――おふたりのプロフィールを簡単にお聞きしたいのですが
加藤 新聞社の系列の出版社で、PC誌や経営情報誌の記者を10年やった後、グロービスに転職しました。こういう、知恵や人の溜まっている会社が“メディア化”したら面白いんじゃないかなー、と思っていました。年齢は吉岡さんと同じなんですよね、30歳代の半ばです。
吉岡 はい。私はソフトバンクに入社して、「DOS/V magazine」というPC誌に6年くらいいました。PCやデジカメ、プリンタなど、PC誌で扱うような話題は一通り担当していたんですが、これからはWebメディアをやってみたいなと考えて、グループ内で転職し、アイティメディアにやってきました。アイティメディアに来てからは今のITmedia +D Mobileで携帯電話の話題を担当する記者になりました。編集者から記者になったパターンですね。
――社会人歴が、不景気の時代にバッチリ重なっていますよね
加藤 そうですね。どんどん媒体が休刊になって……。でも、恥ずかしながら当時は媒体の収益性にまで、きちんと意識が及んでいなかったので、ただただ取材に出られるのが嬉しいというか、毎日が“社会科見学”という感じで、あっという間でした。
吉岡 入社したのがPC雑誌の絶頂期より、ちょっと後だったんです。雑誌がだんだん売れなくなって、読者がWebに流れていくのを肌で感じながら、雑誌を作っていました。「PC雑誌はどうしたら復活できるだろう?」と考えていたけれど、その答えが出せないうちに、Webメディアに移ったという思いはあります。
もともと紙媒体で仕事をしたくて編集者になったわけだし、紙(雑誌)のいいところは知っている。

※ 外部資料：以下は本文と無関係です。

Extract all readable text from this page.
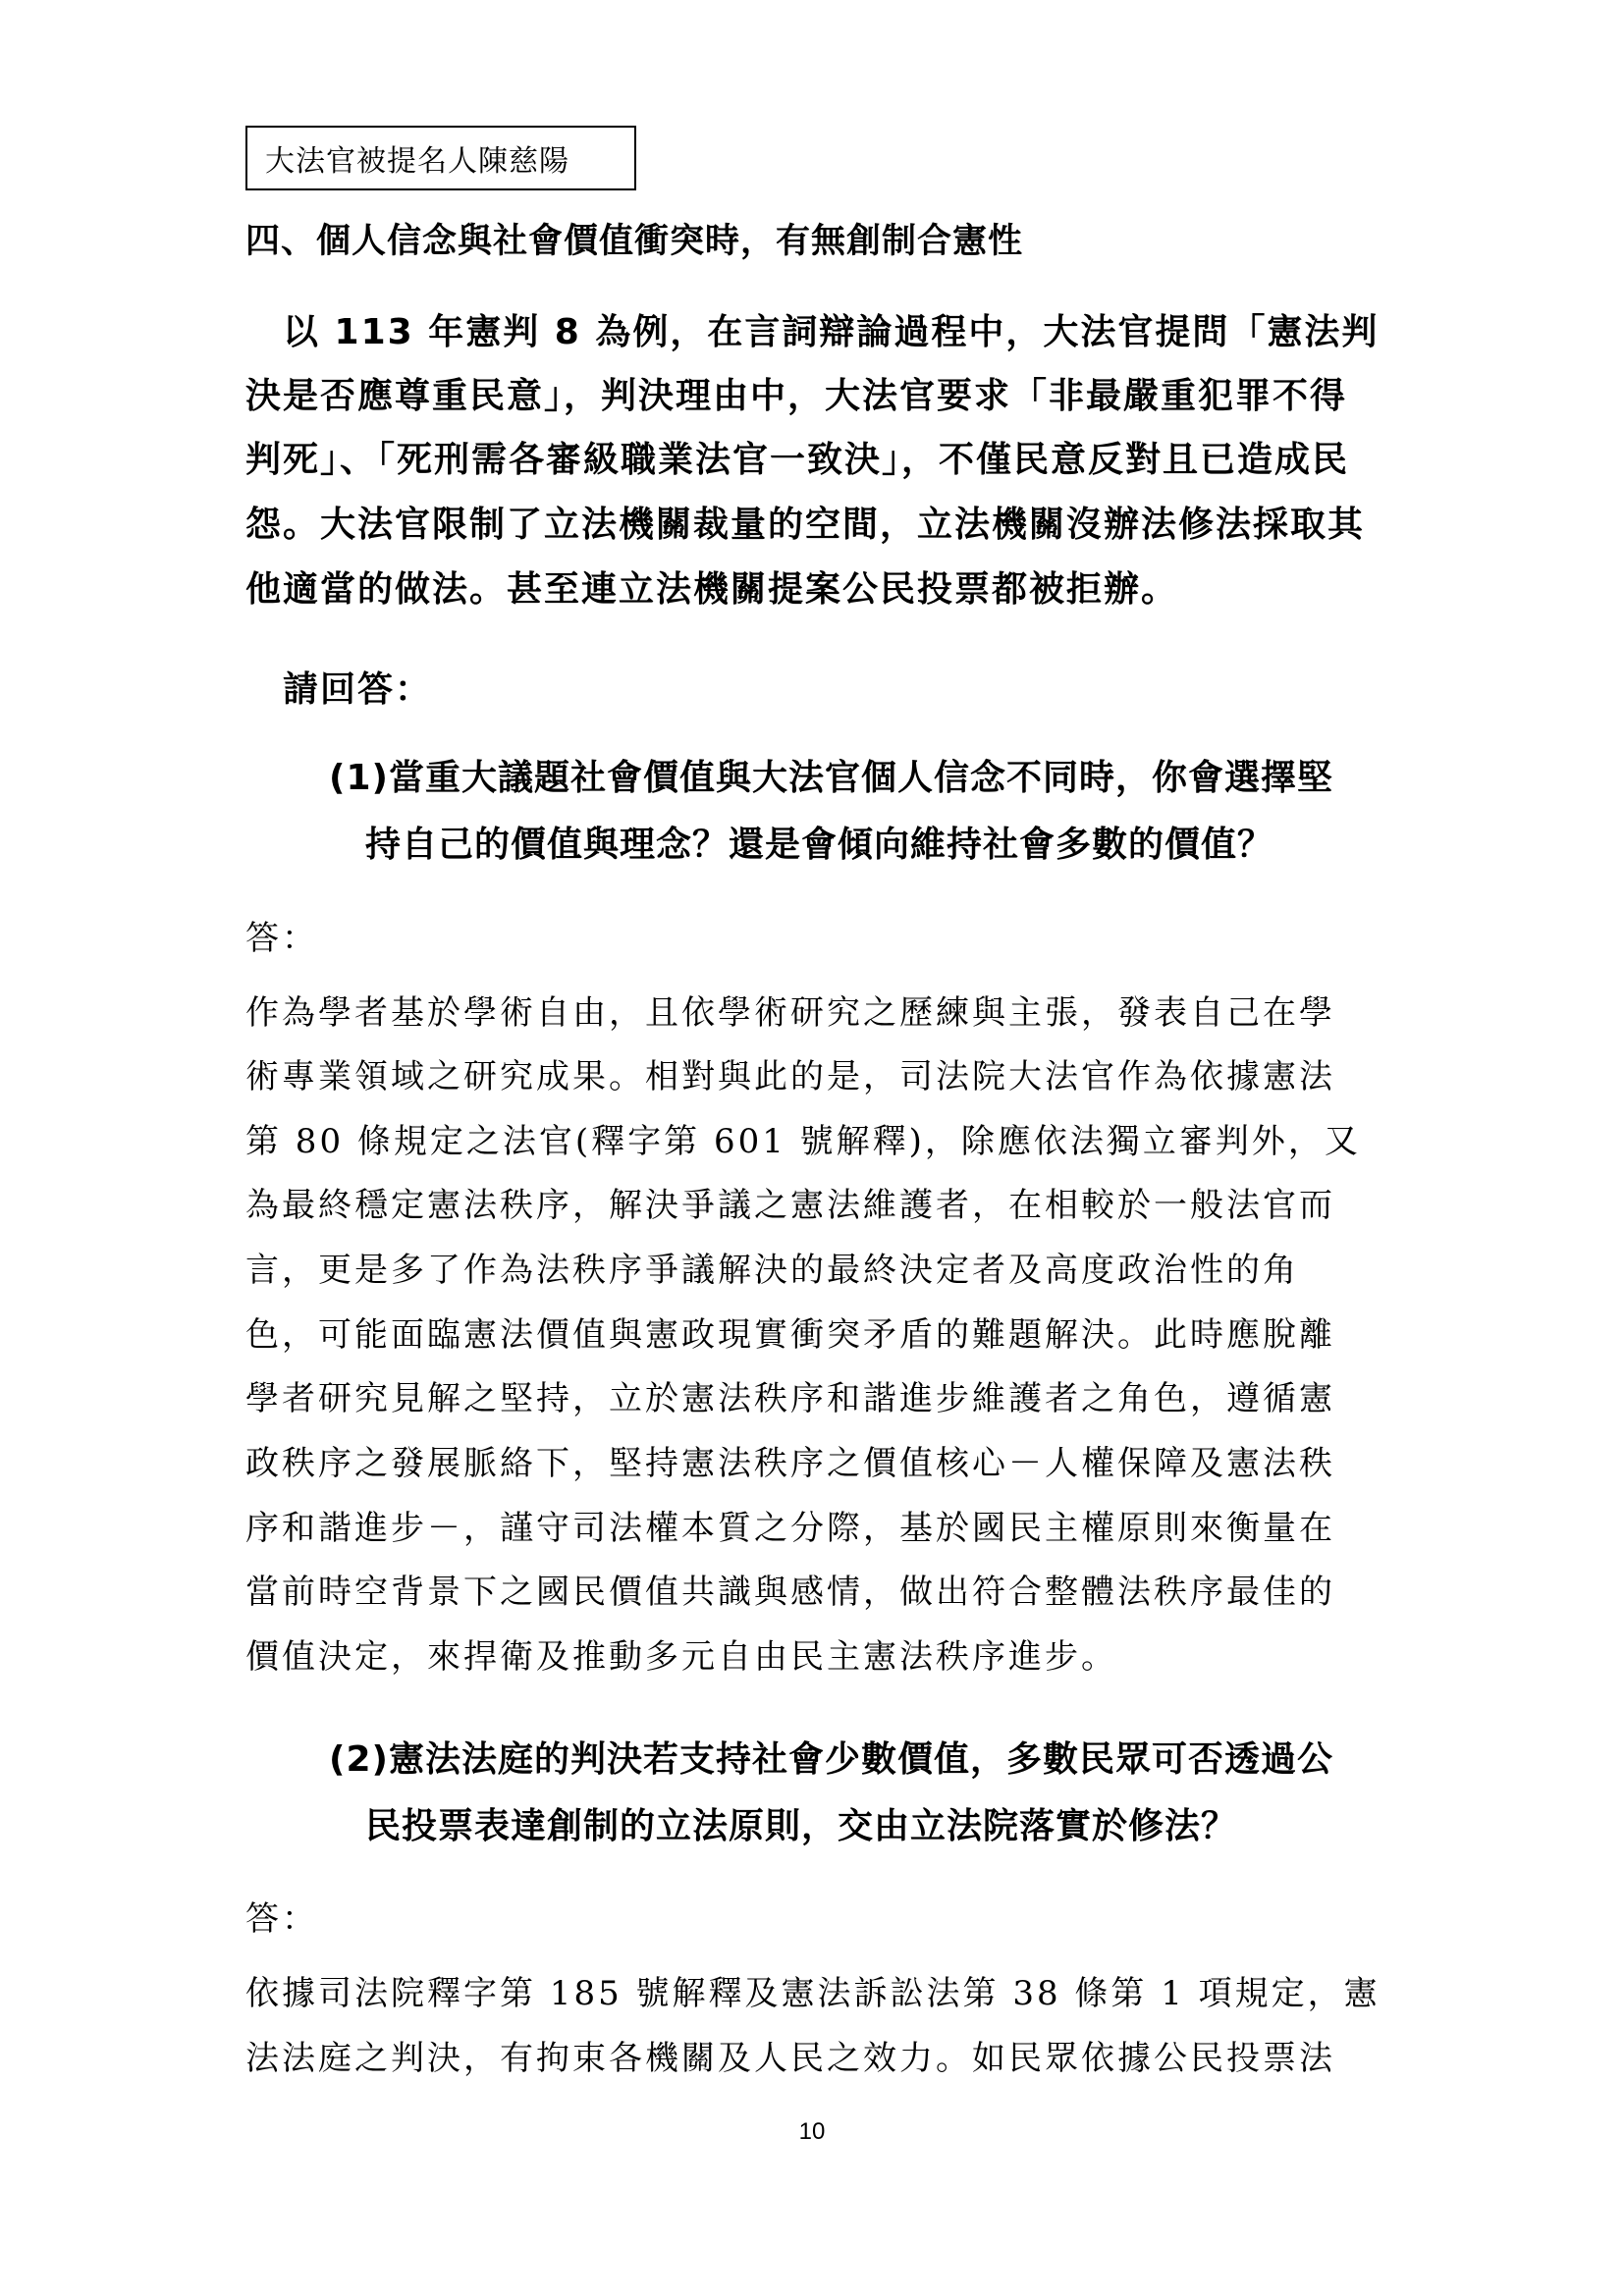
大法官被提名人陳慈陽
四、個人信念與社會價值衝突時，有無創制合憲性
　以 113 年憲判 8 為例，在言詞辯論過程中，大法官提問「憲法判
決是否應尊重民意」，判決理由中，大法官要求「非最嚴重犯罪不得
判死」、「死刑需各審級職業法官一致決」，不僅民意反對且已造成民
怨。大法官限制了立法機關裁量的空間，立法機關沒辦法修法採取其
他適當的做法。甚至連立法機關提案公民投票都被拒辦。
　請回答：
(1)當重大議題社會價值與大法官個人信念不同時，你會選擇堅
　持自己的價值與理念？還是會傾向維持社會多數的價值？
答：
作為學者基於學術自由，且依學術研究之歷練與主張，發表自己在學
術專業領域之研究成果。相對與此的是，司法院大法官作為依據憲法
第 80 條規定之法官(釋字第 601 號解釋)，除應依法獨立審判外，又
為最終穩定憲法秩序，解決爭議之憲法維護者，在相較於一般法官而
言，更是多了作為法秩序爭議解決的最終決定者及高度政治性的角
色，可能面臨憲法價值與憲政現實衝突矛盾的難題解決。此時應脫離
學者研究見解之堅持，立於憲法秩序和諧進步維護者之角色，遵循憲
政秩序之發展脈絡下，堅持憲法秩序之價值核心－人權保障及憲法秩
序和諧進步－，謹守司法權本質之分際，基於國民主權原則來衡量在
當前時空背景下之國民價值共識與感情，做出符合整體法秩序最佳的
價值決定，來捍衛及推動多元自由民主憲法秩序進步。
(2)憲法法庭的判決若支持社會少數價值，多數民眾可否透過公
　民投票表達創制的立法原則，交由立法院落實於修法？
答：
依據司法院釋字第 185 號解釋及憲法訴訟法第 38 條第 1 項規定，憲
法法庭之判決，有拘束各機關及人民之效力。如民眾依據公民投票法
10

でも、読者が紙からWebに流れていくのを見ていたから、紙に比べてWebは自由でいいな、という思いもありました。
加藤 そうですね。雑誌からWebに流れる、つまり、情報が無料になる、それってどういうことだろう、などと、メディア特性に意識をはせていたことが、今に生きている感じはあります。
吉岡 今は「Webならではだ」と思って、いろんなことを試せるのが楽しいですね。
加藤 ポジティブですね! 私は紙媒体に未練もありますよ。紙、大好き(笑)
吉岡 私も紙は大好きですよ〜(笑)。でも正直に言うと、紙の編集者をしていたころは「タダで読めるんだもん、そりゃWebは楽だよなあ」って、うらやましく思っていました。でも、自分がWeb媒体をやるようになったら、そんな甘いもんでもないってことが分かりましたね。
加藤 同感です。良いものを作れば必ず読まれる、というわけじゃないですものね。検索エンジンの性質とか、いろいろなもので記事の価値が変わる。当たり前ですが、読者に無料で提供するからには、どこかで稼がなきゃいけないわけですし。
吉岡 そうですね。広告モデルのフリー媒体って、ビジネスモデルがまだまだ確立していないんだなというのを身に染みて実感しています。良いものを作るのは当たり前。どうやってそれに気付いてもらうか? 読んでもらうか? そこが一番難しい。今は有料無料に関係なく、読者の“目玉”の奪い合いだと思っています。ライバルは雑誌やフリーペーパーだけじゃない。携帯電話も、車内の中吊り広告も、みんなライバル。iPod聞きながら寝てる人だと、居眠りすらライバルですよ(笑)
加藤 あははは。でも、今回の企画みたいに共存共栄できるポイントもありますしね。これは、当社がメディア専業ではないからかもしれませんが。
吉岡 いえ、本質的に「一緒にやっていく」がやりやすいんですよ、Web媒体は。先ほど出たように書籍化という展開もあるし、例えば携帯コンテンツへの展開もあり得ますし。
加藤 そこが面白いところですよね。ライバルだからと、ただ切って捨てるのではなく、今日の友かも、と考えてみることができますよね。
吉岡 そうそう。例えば弊社の場合だと、ITmediaの記事が、紙の産経新聞(編注:「Sankei Express」)に載っていたりします。
加藤 それはすごいですね。あ、でも、GLOBIS.JPも記事がきっかけで執筆者に取材依頼があったり、本を書いてくれと言われたりしますから、そういう感覚は少しですが、分かります。どこから何がつながるか分からない感じ。だから、とにかく小さかろうが何だろうが舞台に立ち続けることが大切ですね。ただ、Webというのは誰もが発信できるメディアだけに、「プロの仕事」って何?ってことを、いつも考えさせられたりはします。
吉岡 それは確かにあります。ともあれ、情報発信し続ける場として、Webはとても面白いです。ちょっと余談になりますが、最近とみに「テレビや新聞 vs インターネット」みたいな言われ方をしますけれど、インターネットはまだまだ形が定まってないから、何と組んでどう化けるか分からない。敵だって決めつけないでほしいな、と思いますね。